= Museum of Chocolate (Pokrov) =

Museum in Russia

The Museum of Chocolate, located to the east of Moscow in the town of Pokrov, Vladimir Oblast, was opened on March 12, 2004.

The Museum displays the entire history of chocolate for over 4,000 years. The exhibition tells about the foundation of the Stollwerck factory launched in Pokrov in 1997. In 2001, the factory was acquired by Kraft Foods (USA), one of the largest chocolate producers in Russia, which initiated the foundation of the museum.

In 2003, the Museum of Chocolate won the contest arranged by the Physical Culture, Sports, and Tourism Committee of the Vladimir Region's Government among the newly created museums and exhibitions for tourists. The Museum's visitors can stop by a Shokoladnitsa café for a cup of tea or coffee, and to try products of the local chocolate factory.

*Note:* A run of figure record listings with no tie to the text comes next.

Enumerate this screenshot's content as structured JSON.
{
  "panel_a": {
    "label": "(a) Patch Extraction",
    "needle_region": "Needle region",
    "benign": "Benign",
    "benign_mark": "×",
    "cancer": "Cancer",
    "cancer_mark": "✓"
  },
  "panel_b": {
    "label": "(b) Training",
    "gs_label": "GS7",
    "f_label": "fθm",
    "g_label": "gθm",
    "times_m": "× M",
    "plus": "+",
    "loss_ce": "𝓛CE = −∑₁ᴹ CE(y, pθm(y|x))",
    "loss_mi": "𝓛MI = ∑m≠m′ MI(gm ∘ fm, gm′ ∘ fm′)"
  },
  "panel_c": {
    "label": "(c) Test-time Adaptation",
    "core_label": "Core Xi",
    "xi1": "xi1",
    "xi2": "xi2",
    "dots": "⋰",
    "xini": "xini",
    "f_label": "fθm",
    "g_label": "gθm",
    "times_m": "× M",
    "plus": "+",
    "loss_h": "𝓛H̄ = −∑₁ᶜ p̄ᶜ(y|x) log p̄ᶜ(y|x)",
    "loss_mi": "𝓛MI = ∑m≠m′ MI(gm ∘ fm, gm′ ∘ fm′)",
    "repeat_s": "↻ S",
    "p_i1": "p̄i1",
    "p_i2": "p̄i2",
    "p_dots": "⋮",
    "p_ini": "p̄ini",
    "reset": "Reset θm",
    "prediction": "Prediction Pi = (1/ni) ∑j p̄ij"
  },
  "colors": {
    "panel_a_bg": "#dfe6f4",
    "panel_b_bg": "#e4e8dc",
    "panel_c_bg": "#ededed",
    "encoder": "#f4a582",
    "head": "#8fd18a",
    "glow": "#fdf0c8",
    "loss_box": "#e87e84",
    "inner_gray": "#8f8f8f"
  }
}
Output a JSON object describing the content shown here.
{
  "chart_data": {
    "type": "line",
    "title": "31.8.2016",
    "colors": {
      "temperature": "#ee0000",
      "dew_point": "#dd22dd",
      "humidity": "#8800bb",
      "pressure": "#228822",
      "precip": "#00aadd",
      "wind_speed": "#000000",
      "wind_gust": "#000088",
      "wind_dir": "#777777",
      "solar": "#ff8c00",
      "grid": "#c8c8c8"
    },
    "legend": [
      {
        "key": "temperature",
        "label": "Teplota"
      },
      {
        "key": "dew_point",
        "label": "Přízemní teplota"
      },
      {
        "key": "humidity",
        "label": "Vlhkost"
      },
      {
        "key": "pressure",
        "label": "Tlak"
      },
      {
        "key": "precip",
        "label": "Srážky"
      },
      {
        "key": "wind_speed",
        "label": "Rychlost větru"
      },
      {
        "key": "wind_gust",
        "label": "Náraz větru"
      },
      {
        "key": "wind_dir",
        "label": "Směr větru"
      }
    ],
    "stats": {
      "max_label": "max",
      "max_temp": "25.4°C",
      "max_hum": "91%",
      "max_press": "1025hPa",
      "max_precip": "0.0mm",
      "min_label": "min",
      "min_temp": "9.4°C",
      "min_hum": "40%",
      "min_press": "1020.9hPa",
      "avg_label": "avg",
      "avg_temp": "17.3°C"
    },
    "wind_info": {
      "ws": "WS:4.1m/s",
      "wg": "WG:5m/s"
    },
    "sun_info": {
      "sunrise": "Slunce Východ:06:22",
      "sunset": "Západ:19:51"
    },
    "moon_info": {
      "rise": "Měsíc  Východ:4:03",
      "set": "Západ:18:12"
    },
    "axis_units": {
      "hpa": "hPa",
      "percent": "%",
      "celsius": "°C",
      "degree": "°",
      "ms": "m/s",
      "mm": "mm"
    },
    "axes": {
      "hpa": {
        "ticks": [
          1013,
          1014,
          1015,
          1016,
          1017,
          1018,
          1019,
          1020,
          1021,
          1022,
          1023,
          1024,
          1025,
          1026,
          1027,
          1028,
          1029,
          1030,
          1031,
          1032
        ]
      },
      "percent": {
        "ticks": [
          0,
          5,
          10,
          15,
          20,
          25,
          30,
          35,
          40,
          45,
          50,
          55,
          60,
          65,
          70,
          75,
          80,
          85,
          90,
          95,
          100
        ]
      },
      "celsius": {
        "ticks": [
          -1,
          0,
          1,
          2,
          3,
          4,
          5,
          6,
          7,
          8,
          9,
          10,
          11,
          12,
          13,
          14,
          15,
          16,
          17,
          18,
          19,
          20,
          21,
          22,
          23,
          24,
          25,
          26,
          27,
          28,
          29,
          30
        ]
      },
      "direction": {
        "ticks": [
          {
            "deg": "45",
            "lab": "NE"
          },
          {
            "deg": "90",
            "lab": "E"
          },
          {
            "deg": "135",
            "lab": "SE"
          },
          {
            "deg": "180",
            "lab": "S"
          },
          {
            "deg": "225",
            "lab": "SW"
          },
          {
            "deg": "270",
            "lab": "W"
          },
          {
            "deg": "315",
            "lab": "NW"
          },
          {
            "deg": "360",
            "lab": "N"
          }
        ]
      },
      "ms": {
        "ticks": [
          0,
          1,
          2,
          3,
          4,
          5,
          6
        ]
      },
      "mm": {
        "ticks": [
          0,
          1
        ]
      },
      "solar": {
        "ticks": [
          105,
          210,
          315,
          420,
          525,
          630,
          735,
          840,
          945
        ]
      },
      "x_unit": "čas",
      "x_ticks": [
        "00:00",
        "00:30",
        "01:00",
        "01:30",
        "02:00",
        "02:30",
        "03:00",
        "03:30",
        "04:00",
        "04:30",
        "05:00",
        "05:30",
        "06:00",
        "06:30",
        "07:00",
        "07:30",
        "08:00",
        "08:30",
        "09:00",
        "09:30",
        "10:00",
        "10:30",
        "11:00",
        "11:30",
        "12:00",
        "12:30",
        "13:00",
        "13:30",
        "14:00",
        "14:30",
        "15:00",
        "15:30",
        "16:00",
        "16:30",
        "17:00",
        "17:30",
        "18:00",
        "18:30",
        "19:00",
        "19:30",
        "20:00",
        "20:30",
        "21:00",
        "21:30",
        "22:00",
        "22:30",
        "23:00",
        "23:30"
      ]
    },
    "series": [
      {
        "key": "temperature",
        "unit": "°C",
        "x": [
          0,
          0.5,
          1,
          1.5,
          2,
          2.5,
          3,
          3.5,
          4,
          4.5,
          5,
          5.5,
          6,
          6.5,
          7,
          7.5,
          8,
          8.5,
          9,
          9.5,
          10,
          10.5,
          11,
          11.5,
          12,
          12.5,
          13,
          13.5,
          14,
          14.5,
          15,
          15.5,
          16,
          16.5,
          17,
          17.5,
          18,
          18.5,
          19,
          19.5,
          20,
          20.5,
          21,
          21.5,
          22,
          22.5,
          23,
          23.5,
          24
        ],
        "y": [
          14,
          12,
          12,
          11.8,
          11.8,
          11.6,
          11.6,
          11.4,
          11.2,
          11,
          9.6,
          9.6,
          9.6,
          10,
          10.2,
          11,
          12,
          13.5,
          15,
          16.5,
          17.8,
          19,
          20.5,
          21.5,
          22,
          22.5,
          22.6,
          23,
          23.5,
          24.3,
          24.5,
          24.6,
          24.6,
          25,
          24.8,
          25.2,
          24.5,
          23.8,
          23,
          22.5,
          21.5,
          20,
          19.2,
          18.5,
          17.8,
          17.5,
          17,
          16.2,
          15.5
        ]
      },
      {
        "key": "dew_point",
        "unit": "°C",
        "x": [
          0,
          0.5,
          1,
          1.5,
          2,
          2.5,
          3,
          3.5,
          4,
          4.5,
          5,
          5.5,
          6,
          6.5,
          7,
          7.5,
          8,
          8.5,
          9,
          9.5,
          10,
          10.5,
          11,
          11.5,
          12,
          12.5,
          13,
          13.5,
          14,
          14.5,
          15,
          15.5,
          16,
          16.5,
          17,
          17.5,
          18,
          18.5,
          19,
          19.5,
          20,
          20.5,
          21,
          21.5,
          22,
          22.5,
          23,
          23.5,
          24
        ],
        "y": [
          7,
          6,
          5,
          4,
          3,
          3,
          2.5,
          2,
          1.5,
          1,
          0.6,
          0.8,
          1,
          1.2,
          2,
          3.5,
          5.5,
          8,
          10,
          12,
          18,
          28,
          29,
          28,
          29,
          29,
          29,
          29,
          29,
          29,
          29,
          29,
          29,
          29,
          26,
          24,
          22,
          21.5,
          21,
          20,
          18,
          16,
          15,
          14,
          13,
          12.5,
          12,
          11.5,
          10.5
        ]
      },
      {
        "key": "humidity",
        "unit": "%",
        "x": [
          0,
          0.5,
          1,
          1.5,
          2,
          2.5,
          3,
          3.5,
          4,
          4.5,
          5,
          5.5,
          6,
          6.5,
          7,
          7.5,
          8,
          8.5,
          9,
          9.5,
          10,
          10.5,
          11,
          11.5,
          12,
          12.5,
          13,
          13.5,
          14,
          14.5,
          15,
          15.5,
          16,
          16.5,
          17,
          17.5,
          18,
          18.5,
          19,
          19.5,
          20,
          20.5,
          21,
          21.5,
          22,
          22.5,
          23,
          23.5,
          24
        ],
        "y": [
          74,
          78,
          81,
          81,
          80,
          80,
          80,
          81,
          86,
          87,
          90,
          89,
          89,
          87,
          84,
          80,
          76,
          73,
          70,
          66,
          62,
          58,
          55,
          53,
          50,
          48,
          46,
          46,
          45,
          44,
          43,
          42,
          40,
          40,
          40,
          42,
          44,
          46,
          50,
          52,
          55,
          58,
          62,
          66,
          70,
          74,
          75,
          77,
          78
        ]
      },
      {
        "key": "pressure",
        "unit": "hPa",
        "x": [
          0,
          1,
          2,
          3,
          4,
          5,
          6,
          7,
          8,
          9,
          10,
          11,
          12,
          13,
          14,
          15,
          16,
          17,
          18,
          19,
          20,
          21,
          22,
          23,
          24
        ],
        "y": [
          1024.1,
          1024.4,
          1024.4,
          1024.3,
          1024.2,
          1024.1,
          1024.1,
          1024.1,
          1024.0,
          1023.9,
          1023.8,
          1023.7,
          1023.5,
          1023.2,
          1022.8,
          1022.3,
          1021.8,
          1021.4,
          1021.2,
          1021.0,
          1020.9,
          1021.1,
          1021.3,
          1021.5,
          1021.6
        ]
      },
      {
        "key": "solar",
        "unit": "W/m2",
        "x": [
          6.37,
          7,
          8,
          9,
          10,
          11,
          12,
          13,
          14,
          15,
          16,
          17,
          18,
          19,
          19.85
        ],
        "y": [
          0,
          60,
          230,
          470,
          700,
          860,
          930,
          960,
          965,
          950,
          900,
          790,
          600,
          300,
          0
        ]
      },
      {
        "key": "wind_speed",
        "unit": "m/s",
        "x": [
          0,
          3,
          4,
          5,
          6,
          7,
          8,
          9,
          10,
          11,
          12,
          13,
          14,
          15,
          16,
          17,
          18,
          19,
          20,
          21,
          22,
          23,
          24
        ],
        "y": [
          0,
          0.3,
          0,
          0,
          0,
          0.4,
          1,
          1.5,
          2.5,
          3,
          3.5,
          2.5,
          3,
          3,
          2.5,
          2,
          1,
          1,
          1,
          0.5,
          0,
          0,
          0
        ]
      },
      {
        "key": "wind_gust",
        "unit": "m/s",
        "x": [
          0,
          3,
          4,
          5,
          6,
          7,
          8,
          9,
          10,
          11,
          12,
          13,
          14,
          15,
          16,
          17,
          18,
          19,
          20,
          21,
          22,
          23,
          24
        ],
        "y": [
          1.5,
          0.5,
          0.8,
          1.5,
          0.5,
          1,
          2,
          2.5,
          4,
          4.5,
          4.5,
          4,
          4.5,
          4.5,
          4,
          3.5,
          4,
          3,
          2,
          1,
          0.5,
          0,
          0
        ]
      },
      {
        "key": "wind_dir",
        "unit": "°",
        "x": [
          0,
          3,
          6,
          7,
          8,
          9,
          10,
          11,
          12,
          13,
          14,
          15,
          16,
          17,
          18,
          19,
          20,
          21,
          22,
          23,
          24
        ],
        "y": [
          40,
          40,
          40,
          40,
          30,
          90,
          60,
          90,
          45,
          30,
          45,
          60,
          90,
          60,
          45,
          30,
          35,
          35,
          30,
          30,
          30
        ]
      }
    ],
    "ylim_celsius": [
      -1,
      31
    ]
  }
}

The Monument to Chocolate in Pokrov, near the museum, was designed as a result of a design competition, much like that of the Vietnam War Memorial in Washington, DC, in the United States. The winner was Ilya Shanin, a Russian sculptor whose art reaches Germany, Austria, and Belgium. The monument itself shows a man with a tall, pointy hat. The man's chest resembles the square pieces of a chocolate bar, and the man carries a chocolate bar.

The exhibition is hosted by the Pokrov Local History Museum.